The recognition afforded mutual pleasure: checked a little on Ethel's part, by her anxieties; and on Fanny's, by a feeling that she had been neglected by her friend. A few letters had passed between them, when first Ethel had visited Longfield: since then their correspondence had been discontinued till after her return to England, from Italy, when Mrs. Villiers had wrote; but her letter was returned by the post-office, no such person being to be found according to the address.
The embarrassment of the moment passed away. Ethel forgot, or rather did not advert to, her friend's lowly destiny, in the joy of meeting her again. After a minute or two, also, they had become familiar with the change that time had operated in their youthful appearance, which was not much, and most in Ethel. Her marriage, and conversance with the world, had changed her into a woman, and endowed her with easy manners and self-possession.

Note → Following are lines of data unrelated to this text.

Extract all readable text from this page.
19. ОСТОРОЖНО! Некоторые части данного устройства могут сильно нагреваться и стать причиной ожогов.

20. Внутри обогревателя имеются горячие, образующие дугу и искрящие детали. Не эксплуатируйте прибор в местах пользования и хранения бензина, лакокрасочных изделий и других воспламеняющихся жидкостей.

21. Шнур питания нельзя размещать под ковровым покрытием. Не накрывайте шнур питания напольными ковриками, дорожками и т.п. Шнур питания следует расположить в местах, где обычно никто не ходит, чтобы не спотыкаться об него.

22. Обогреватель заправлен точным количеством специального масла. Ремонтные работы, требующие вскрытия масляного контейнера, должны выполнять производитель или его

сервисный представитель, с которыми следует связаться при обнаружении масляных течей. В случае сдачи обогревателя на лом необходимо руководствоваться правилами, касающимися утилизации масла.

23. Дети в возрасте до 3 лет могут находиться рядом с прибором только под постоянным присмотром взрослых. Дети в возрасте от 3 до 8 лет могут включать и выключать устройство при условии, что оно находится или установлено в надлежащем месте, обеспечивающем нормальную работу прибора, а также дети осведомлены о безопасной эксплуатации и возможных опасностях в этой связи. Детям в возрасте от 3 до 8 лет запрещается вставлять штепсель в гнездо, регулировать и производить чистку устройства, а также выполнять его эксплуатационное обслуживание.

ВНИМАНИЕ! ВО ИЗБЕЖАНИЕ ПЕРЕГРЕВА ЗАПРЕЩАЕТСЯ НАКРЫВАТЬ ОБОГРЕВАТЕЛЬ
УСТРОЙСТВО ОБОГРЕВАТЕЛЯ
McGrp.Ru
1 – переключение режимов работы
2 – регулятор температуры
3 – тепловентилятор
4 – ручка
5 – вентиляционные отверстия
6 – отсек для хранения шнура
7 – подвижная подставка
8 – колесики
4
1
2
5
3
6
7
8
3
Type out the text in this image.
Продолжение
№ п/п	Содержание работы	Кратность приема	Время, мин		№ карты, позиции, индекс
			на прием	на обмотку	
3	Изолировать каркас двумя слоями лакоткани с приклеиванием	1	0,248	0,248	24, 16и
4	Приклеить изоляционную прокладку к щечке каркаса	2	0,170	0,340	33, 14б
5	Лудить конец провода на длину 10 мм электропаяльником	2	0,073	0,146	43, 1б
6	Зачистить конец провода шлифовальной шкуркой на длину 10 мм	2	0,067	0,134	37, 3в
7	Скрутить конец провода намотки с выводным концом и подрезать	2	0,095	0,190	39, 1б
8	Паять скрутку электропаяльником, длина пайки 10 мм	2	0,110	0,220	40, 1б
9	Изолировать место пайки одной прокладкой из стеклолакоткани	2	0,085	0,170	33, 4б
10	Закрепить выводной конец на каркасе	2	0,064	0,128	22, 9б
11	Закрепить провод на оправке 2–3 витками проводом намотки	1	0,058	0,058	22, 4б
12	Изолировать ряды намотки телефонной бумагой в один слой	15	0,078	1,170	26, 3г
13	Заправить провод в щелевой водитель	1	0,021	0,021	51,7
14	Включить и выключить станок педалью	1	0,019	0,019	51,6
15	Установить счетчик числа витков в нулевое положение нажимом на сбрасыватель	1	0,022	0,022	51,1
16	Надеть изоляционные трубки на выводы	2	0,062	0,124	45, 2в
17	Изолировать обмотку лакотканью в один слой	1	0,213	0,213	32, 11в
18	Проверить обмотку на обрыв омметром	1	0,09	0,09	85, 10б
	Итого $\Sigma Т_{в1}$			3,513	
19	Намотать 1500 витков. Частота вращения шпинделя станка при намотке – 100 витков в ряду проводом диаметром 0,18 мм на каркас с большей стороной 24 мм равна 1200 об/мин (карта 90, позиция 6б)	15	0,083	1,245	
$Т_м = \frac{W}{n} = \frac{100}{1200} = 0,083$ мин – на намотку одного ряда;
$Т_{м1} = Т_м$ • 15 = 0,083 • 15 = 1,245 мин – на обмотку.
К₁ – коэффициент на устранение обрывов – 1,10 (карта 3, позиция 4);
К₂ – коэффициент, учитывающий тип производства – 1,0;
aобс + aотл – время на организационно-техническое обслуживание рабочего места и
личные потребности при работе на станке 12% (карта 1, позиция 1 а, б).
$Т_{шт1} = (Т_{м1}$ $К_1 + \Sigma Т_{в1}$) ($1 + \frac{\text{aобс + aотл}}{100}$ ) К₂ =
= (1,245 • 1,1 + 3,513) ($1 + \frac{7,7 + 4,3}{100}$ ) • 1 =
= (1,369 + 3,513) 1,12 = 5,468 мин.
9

Fanny was still a mere girl; tall, beyond the middle height, yet her young, ingenuous countenance was unaltered, as well as that singular mixture of mildness and independence, in her manners, which had always characterized her. Her light blue eyes beamed with intelligence, and her smile expressed the complacency and condescension of a superior being. Her beauty was all intellectual: open, sincere, passionless, yet benignant, you approached her without fear of encountering any of the baser qualities of human beings,—their hypocrisy, or selfishness. Those who have seen the paintings of the calm-visaged, blue-eyed deities of the frescos of Pompeii, may form an idea of the serene beauty of Fanny Derham.
When Mrs. Villiers entered, she was reading earnestly—a large dictionary open before her. The book on which she was intent was in Greek characters. "You have not forgotten your old pursuits," said Ethel, smiling.
"Say rather I am more wedded to them than ever," she replied; "since, more than ever, I need them to give light and glory to a dingy world. But you, dear Ethel, if so I may call you,—you looked anxious as you entered: you wish to speak to my mother;—she is gone to Kennington, and will not return to-night. Can I be of any use?"
Her mother! how strange! and Mrs. Derham, while she had dilated with pride on her elder daughter, had never mentioned this pearl of price, which was her's also.